To drive the point home further, we conducted experience surveys with Wecounsel users from Jan 2015 to April 2015 and saw these results. Over 90% rated their experience as good to excellent.

4. If I’m using telehealth software I can treat anybody, anywhere

Because state licensure and regulations are different in every state, providers are not allowed to treat anybody anywhere. The generally accepted rule of thumb is the healthcare provider must be licensed in the state in which the patient or client resides. So, if a provider is licensed in California he or she could treat any California resident from a remote location, whether in or out of the state. However, providers cannot give care to patients/clients that are NOT residents of the state in which they are licensed.

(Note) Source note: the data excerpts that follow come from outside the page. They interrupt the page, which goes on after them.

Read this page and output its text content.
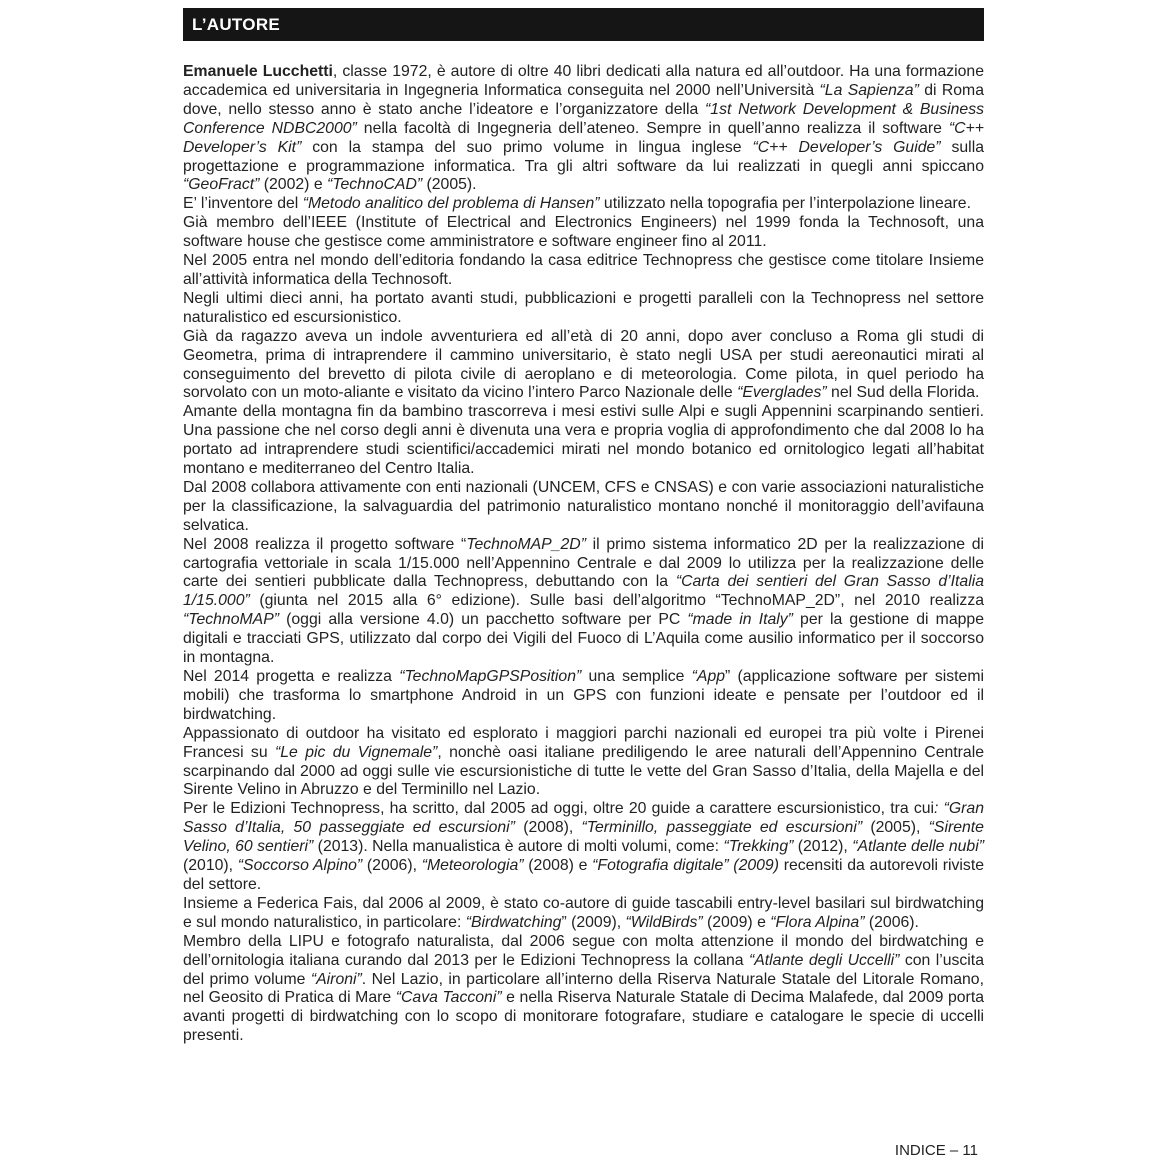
L’AUTORE

Emanuele Lucchetti, classe 1972, è autore di oltre 40 libri dedicati alla natura ed all’outdoor. Ha una formazione accademica ed universitaria in Ingegneria Informatica conseguita nel 2000 nell’Università “La Sapienza” di Roma dove, nello stesso anno è stato anche l’ideatore e l’organizzatore della “1st Network Development & Business Conference NDBC2000” nella facoltà di Ingegneria dell’ateneo. Sempre in quell’anno realizza il software “C++ Developer’s Kit” con la stampa del suo primo volume in lingua inglese “C++ Developer’s Guide” sulla progettazione e programmazione informatica. Tra gli altri software da lui realizzati in quegli anni spiccano “GeoFract” (2002) e “TechnoCAD” (2005).

E’ l’inventore del “Metodo analitico del problema di Hansen” utilizzato nella topografia per l’interpolazione lineare.

Già membro dell’IEEE (Institute of Electrical and Electronics Engineers) nel 1999 fonda la Technosoft, una software house che gestisce come amministratore e software engineer fino al 2011.

Nel 2005 entra nel mondo dell’editoria fondando la casa editrice Technopress che gestisce come titolare Insieme all’attività informatica della Technosoft.

Negli ultimi dieci anni, ha portato avanti studi, pubblicazioni e progetti paralleli con la Technopress nel settore naturalistico ed escursionistico.

Già da ragazzo aveva un indole avventuriera ed all’età di 20 anni, dopo aver concluso a Roma gli studi di Geometra, prima di intraprendere il cammino universitario, è stato negli USA per studi aereonautici mirati al conseguimento del brevetto di pilota civile di aeroplano e di meteorologia. Come pilota, in quel periodo ha sorvolato con un moto-aliante e visitato da vicino l’intero Parco Nazionale delle “Everglades” nel Sud della Florida.

Amante della montagna fin da bambino trascorreva i mesi estivi sulle Alpi e sugli Appennini scarpinando sentieri. Una passione che nel corso degli anni è divenuta una vera e propria voglia di approfondimento che dal 2008 lo ha portato ad intraprendere studi scientifici/accademici mirati nel mondo botanico ed ornitologico legati all’habitat montano e mediterraneo del Centro Italia.

Dal 2008 collabora attivamente con enti nazionali (UNCEM, CFS e CNSAS) e con varie associazioni naturalistiche per la classificazione, la salvaguardia del patrimonio naturalistico montano nonché il monitoraggio dell’avifauna selvatica.

Nel 2008 realizza il progetto software “TechnoMAP_2D” il primo sistema informatico 2D per la realizzazione di cartografia vettoriale in scala 1/15.000 nell’Appennino Centrale e dal 2009 lo utilizza per la realizzazione delle carte dei sentieri pubblicate dalla Technopress, debuttando con la “Carta dei sentieri del Gran Sasso d’Italia 1/15.000” (giunta nel 2015 alla 6° edizione). Sulle basi dell’algoritmo “TechnoMAP_2D”, nel 2010 realizza “TechnoMAP” (oggi alla versione 4.0) un pacchetto software per PC “made in Italy” per la gestione di mappe digitali e tracciati GPS, utilizzato dal corpo dei Vigili del Fuoco di L’Aquila come ausilio informatico per il soccorso in montagna.

Nel 2014 progetta e realizza “TechnoMapGPSPosition” una semplice “App” (applicazione software per sistemi mobili) che trasforma lo smartphone Android in un GPS con funzioni ideate e pensate per l’outdoor ed il birdwatching.

Appassionato di outdoor ha visitato ed esplorato i maggiori parchi nazionali ed europei tra più volte i Pirenei Francesi su “Le pic du Vignemale”, nonchè oasi italiane prediligendo le aree naturali dell’Appennino Centrale scarpinando dal 2000 ad oggi sulle vie escursionistiche di tutte le vette del Gran Sasso d’Italia, della Majella e del Sirente Velino in Abruzzo e del Terminillo nel Lazio.

Per le Edizioni Technopress, ha scritto, dal 2005 ad oggi, oltre 20 guide a carattere escursionistico, tra cui: “Gran Sasso d’Italia, 50 passeggiate ed escursioni” (2008), “Terminillo, passeggiate ed escursioni” (2005), “Sirente Velino, 60 sentieri” (2013). Nella manualistica è autore di molti volumi, come: “Trekking” (2012), “Atlante delle nubi” (2010), “Soccorso Alpino” (2006), “Meteorologia” (2008) e “Fotografia digitale” (2009) recensiti da autorevoli riviste del settore.

Insieme a Federica Fais, dal 2006 al 2009, è stato co-autore di guide tascabili entry-level basilari sul birdwatching e sul mondo naturalistico, in particolare: “Birdwatching” (2009), “WildBirds” (2009) e “Flora Alpina” (2006).

Membro della LIPU e fotografo naturalista, dal 2006 segue con molta attenzione il mondo del birdwatching e dell’ornitologia italiana curando dal 2013 per le Edizioni Technopress la collana “Atlante degli Uccelli” con l’uscita del primo volume “Aironi”. Nel Lazio, in particolare all’interno della Riserva Naturale Statale del Litorale Romano, nel Geosito di Pratica di Mare “Cava Tacconi” e nella Riserva Naturale Statale di Decima Malafede, dal 2009 porta avanti progetti di birdwatching con lo scopo di monitorare fotografare, studiare e catalogare le specie di uccelli presenti.

INDICE – 11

I encourage you to check out your regional telehealth resource center for further clarification or regulatory issues such as this: Telehealth Resource Center (TRC)

5. If my information is on a website, it’s not secure

No information is 100% safe anytime, anywhere. However, some “padlocks” are bigger than others. For instance, our software employs 256 bit SSL platform-wide encryption (well above the minimum standard for HIPAA-Compliancy), while our videoconferencing software employs 128 bit SSL encryption. I would posit that with internet security and HIPAA-compliant safeguards in place your personal information or any client PHI is more secure on an encrypted, HIPAA-compliant platform than sitting in a filing cabinet at an office.